A troubleshooting claims management company is looking to expand and target new sectors to build upon export success that led to a Queen’s Award win.
Newcastle-based Thomas Miller Claims Management (TMCM) was launched in 2007 as a specialist offshoot of £94m turnover operation Thomas Miller, by a team of three – a tough time for an emerging firm when potential clients were analysing every penny they were spending, internally and externally.
Since then, however, the firm has grown to become a major player in international claims handling, with the team’s expertise helping to grow overseas sales by 153% over the last three years, with exports having risen from 44% of total turnover to 78%. Headcount has also risen fivefold to a team of 18 experts.
Operations director Stephen Hunt said: “Thomas Miller has been involved in transport insurance for 125 years and while the parent firm is based in London its roots are very much placed in the North East.
“The original Thomas Robson Miller was a Newcastle shipowner and Mayor of Morpeth who moved to London to establish himself.
“Seven years ago they created a consultancy arm – TMCM – and being based in Newcastle makes it a homecoming of sorts. While we still maintain strong links with the parent company all of the thinking and doing is done here in the region.”
The troubleshooting firm’s key markets are shipping and transport, dealing with issues including damaged goods and ships, passenger claims, charter disputes and injuries to dockworkers or crew, as well as the fallout from hijackings.
It is also the biggest provider of medical emergency and case management services to the shipping industry, especially in cruise and energy sectors, managing cases in more than 50 countries and counting at least 30 major global shipping organisations as their clients, thanks to the talent pool and thriving services sector of the North East.
While the team are based in Newcastle’s Prestwick Park, the nature of the work dictates a lot of travelling to anywhere from Seattle, Zanzibar or Swansea to visit clients, help solve disputes and carry out face-to-face-negotiations.
The firm’s record in securing and maintaining international business saw it win a 2014 Queen’s Award for Enterprise in the International Trade category.
Now the firm is looking wider to build upon the success that won it the award, well aware that their expertise in handling shipping and transport cases is transferable to other areas. Expansion plans are also being discussed, with a view to buying a law firm or even opening a call centre.
Hunt said: “We’ve got some quite ambitious plans and we are getting very encouraging responses from around the world, so we are looking into new areas.
“If we’re to repeat the growth which won us the Queen’s Award, we have to look at new opportunities which complement our existing offering, and in which we see opportunities for a company with our approach and cost model to make rapid progress.
“The markets in insurance and legal services continue to change and the momentum of the business, not to mention the parent company, demands that we explore those opportunities.
“ It’s early days and nothing is set in stone but we might open a call centre or buy a law firm or both. But if we see half a chance to make a credible offering in a complementary sector with room for growth, we will take it.”

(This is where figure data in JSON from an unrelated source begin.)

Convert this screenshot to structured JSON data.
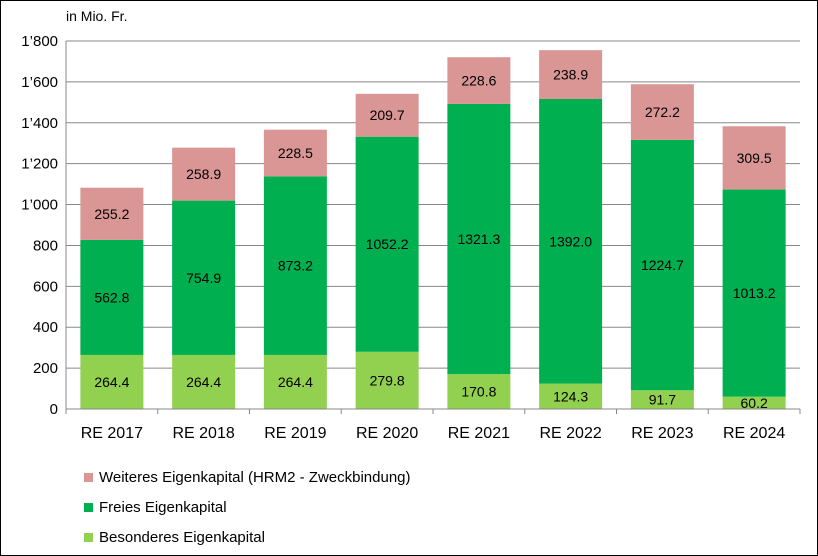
{
  "chart_data": {
    "type": "bar",
    "stacked": true,
    "unit_label": "in Mio. Fr.",
    "categories": [
      "RE 2017",
      "RE 2018",
      "RE 2019",
      "RE 2020",
      "RE 2021",
      "RE 2022",
      "RE 2023",
      "RE 2024"
    ],
    "series": [
      {
        "name": "Besonderes Eigenkapital",
        "color": "#92d050",
        "values": [
          264.4,
          264.4,
          264.4,
          279.8,
          170.8,
          124.3,
          91.7,
          60.2
        ],
        "labels": [
          "264.4",
          "264.4",
          "264.4",
          "279.8",
          "170.8",
          "124.3",
          "91.7",
          "60.2"
        ]
      },
      {
        "name": "Freies Eigenkapital",
        "color": "#00b050",
        "values": [
          562.8,
          754.9,
          873.2,
          1052.2,
          1321.3,
          1392.0,
          1224.7,
          1013.2
        ],
        "labels": [
          "562.8",
          "754.9",
          "873.2",
          "1052.2",
          "1321.3",
          "1392.0",
          "1224.7",
          "1013.2"
        ]
      },
      {
        "name": "Weiteres Eigenkapital (HRM2 - Zweckbindung)",
        "color": "#d99694",
        "values": [
          255.2,
          258.9,
          228.5,
          209.7,
          228.6,
          238.9,
          272.2,
          309.5
        ],
        "labels": [
          "255.2",
          "258.9",
          "228.5",
          "209.7",
          "228.6",
          "238.9",
          "272.2",
          "309.5"
        ]
      }
    ],
    "ylim": [
      0,
      1800
    ],
    "yticks": [
      0,
      200,
      400,
      600,
      800,
      1000,
      1200,
      1400,
      1600,
      1800
    ],
    "ytick_labels": [
      "0",
      "200",
      "400",
      "600",
      "800",
      "1’000",
      "1’200",
      "1’400",
      "1’600",
      "1’800"
    ],
    "grid": true,
    "legend": [
      {
        "name": "Weiteres Eigenkapital (HRM2 - Zweckbindung)",
        "color": "#d99694"
      },
      {
        "name": "Freies Eigenkapital",
        "color": "#00b050"
      },
      {
        "name": "Besonderes Eigenkapital",
        "color": "#92d050"
      }
    ],
    "legend_position": "bottom-left"
  }
}
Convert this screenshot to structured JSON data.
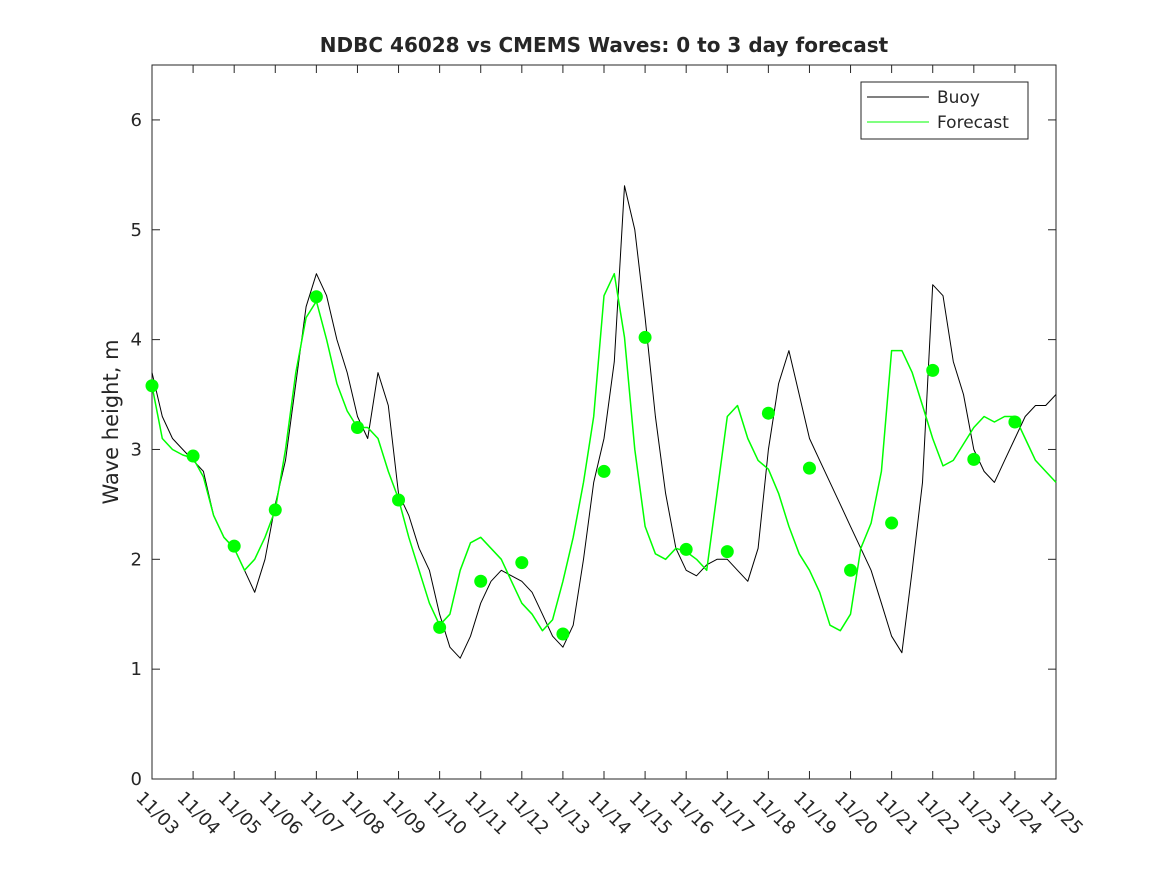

Highly skilled employees are imperative for case management companies, a fact TMCM is addressing by exploring training options.
As new and active members of the North East Chamber of Commerce they are discussing the potential for apprenticeships and other recruitment and training initiatives.
Hunt added: “Training is another area where we’re presently at a watershed stage. Until very recently we tended to recruit opportunistically in various skill areas- shipping, law, medicine, insurance etc-, but now we’re looking to bring people in at the ground floor and help them develop in a direction which interests them and serves the business.
“We show them what the London insurance market looks like, or put them in the cargo hold of a ship, so that they get the context of our core areas and hopefully feel motivated to get more and more involved.
“Our work and our needs didn’t really lend themselves to any of that previously, but now we’re a more mature and diverse business with a more defined structure, we see a lot of mutual benefits in engaging fully with local and regional initiatives on things like recruitment, training and marketing.”